Sometime in the 90’s the state tourist board stripped  John of his Crown and awarded it to Bouzoo Chavis-whose records outsold John Delafose and The Eunice Playboys.

I spent time in Louisiana in the 80’s and 90’s, when
the Cajun dance halls and Zydeco Juke Joints were going full steam. The Crawfish Circuit. Some of those bars and clubs are long gone.

Many were simple wooden structures with wood burning stoves and picnic tables and, during the holiday months from Thanksgiving to New Years, Louisianians living in other states came home for weeks of wonderful family style dances. Three generations sat around the tables, eating homemade boudin, and danced up a storm.
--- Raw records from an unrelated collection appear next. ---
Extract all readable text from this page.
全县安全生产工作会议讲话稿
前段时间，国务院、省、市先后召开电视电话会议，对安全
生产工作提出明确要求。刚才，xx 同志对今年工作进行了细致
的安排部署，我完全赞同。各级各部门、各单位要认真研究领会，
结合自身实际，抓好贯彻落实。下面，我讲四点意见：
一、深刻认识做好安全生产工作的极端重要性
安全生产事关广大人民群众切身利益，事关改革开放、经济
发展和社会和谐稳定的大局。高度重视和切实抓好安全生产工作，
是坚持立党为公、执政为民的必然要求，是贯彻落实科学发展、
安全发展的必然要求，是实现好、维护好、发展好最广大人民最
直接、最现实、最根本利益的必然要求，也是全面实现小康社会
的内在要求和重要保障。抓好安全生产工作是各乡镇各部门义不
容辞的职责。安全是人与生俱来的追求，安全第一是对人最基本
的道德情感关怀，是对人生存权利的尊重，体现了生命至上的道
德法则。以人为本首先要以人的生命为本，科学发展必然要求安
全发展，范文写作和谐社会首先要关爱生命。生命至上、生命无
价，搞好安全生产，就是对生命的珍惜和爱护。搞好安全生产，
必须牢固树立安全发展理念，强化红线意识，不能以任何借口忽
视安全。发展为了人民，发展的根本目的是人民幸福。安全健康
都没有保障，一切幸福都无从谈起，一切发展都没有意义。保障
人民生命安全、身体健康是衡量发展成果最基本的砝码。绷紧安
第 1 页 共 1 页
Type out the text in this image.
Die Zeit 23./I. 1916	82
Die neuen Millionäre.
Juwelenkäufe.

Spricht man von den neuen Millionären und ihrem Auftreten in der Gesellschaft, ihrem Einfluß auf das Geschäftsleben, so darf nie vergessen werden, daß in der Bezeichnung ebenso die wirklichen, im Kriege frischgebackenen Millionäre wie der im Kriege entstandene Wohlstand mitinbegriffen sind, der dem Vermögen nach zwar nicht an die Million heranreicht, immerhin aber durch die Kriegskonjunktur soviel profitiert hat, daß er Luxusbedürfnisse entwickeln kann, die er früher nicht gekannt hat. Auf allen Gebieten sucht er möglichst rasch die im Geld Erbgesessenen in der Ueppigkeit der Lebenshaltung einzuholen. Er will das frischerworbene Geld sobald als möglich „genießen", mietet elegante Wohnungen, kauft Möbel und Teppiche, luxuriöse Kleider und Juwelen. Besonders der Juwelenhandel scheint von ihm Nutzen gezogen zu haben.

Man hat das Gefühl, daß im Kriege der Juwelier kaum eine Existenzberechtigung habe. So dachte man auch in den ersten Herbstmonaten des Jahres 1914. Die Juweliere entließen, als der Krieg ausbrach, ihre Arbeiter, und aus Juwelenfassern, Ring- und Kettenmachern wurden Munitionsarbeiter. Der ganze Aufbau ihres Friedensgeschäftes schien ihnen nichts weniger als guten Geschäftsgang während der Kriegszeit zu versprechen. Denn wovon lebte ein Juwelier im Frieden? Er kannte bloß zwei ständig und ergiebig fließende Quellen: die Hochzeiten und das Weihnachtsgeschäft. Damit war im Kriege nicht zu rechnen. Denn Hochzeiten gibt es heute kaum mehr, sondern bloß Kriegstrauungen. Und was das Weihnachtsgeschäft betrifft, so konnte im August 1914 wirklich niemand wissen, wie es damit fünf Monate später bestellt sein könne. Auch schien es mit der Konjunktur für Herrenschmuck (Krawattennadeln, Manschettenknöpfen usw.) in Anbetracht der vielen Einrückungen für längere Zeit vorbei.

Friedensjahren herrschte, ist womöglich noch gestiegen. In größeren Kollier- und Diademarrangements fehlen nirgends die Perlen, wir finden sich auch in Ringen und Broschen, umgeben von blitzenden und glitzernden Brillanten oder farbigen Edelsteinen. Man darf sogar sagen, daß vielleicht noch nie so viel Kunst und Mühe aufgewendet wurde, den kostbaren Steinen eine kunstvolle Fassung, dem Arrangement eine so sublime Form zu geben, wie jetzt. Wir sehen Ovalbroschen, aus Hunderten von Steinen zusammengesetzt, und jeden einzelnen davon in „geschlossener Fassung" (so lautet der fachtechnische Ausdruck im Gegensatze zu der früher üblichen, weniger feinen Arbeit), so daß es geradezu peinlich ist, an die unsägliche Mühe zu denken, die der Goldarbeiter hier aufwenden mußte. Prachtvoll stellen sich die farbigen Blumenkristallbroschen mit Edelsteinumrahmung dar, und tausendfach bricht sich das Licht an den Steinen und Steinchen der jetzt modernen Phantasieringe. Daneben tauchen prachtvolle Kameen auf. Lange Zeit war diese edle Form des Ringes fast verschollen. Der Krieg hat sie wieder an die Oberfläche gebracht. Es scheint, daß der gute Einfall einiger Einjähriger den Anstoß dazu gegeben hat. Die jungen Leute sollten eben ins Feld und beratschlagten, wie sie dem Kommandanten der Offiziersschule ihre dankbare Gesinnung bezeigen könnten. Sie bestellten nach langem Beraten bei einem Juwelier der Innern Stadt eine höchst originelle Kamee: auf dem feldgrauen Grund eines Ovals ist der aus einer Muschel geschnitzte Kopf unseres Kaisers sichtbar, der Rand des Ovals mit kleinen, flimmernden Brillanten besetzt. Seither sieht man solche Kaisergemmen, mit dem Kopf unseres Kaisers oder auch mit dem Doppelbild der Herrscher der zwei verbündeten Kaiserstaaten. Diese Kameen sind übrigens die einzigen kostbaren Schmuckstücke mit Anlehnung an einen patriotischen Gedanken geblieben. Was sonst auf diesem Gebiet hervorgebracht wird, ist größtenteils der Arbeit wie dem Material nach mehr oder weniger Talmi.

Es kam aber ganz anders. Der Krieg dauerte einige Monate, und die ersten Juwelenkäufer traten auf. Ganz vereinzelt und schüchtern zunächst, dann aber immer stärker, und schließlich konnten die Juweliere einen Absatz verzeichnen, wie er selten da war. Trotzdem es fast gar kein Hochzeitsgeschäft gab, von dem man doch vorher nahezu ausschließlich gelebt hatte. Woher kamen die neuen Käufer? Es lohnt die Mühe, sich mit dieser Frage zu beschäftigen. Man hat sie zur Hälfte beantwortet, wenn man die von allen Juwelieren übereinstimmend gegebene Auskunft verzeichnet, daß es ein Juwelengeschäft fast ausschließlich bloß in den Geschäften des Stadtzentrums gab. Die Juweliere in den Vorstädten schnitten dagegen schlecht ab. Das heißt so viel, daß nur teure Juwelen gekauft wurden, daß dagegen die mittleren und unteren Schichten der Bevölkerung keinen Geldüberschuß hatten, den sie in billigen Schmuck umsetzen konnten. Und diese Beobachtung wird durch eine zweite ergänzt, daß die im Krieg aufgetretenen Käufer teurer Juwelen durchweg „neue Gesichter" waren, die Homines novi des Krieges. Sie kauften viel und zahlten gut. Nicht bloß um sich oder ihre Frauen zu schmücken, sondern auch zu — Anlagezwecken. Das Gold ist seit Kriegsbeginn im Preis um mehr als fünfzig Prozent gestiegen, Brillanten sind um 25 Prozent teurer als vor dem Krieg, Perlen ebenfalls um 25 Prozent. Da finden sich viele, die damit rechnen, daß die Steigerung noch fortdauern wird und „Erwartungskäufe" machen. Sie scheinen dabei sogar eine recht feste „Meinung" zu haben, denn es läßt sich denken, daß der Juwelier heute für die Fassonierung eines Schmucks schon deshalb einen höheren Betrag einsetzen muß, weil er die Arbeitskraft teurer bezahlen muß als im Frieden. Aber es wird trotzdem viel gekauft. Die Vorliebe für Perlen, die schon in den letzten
I was lucky enough to know and hear and and dance to the likes of Michael Doucet (Beausoleil), Savoy Doucet Cajun Band (Marc and Anne Savoy) and the Savoy Family Band, Canray Fontenot, Freeman Fontenot, Varise Conner, Luderin Darbone, Sady Courville, Dennis McGee, Dewey Balfa, Zachary Richard, D.L. Menard and Rodney LeJeune.  I attended weekly radio broadcasts and jams at Freds Lounge in Mamou, KVPI in Ville Platte; the Savoy accordion workshop (now the Savoy Music Center), and the Rendez-vous des Cajuns radio show from the Liberty Center for the Performing Arts in Eunice.

(Those were the days of the local TV show Zydeco Express, a Zydeco American Bandstand viewed in Louisiana and Texas, featuring weekly dance contests. I danced on the show from Eunice to Port Arther. We won many contests.)

The Cajun dances were swirling floors of dignified waltzers and two-steppers, with an occasion cajun jitterbug or jig thrown in. Beautiful to watch and beautiful to do.

Alas, that generation of Cajun dancers are gone, or dying out. The younger musicians featured throughout this infectious film, who play this “dance music”  for their aging elders, wonder what form this music will take in the future if the dance halls all close, and meanwhile teach their pals how to dance.  Laissez les bons temps rouler!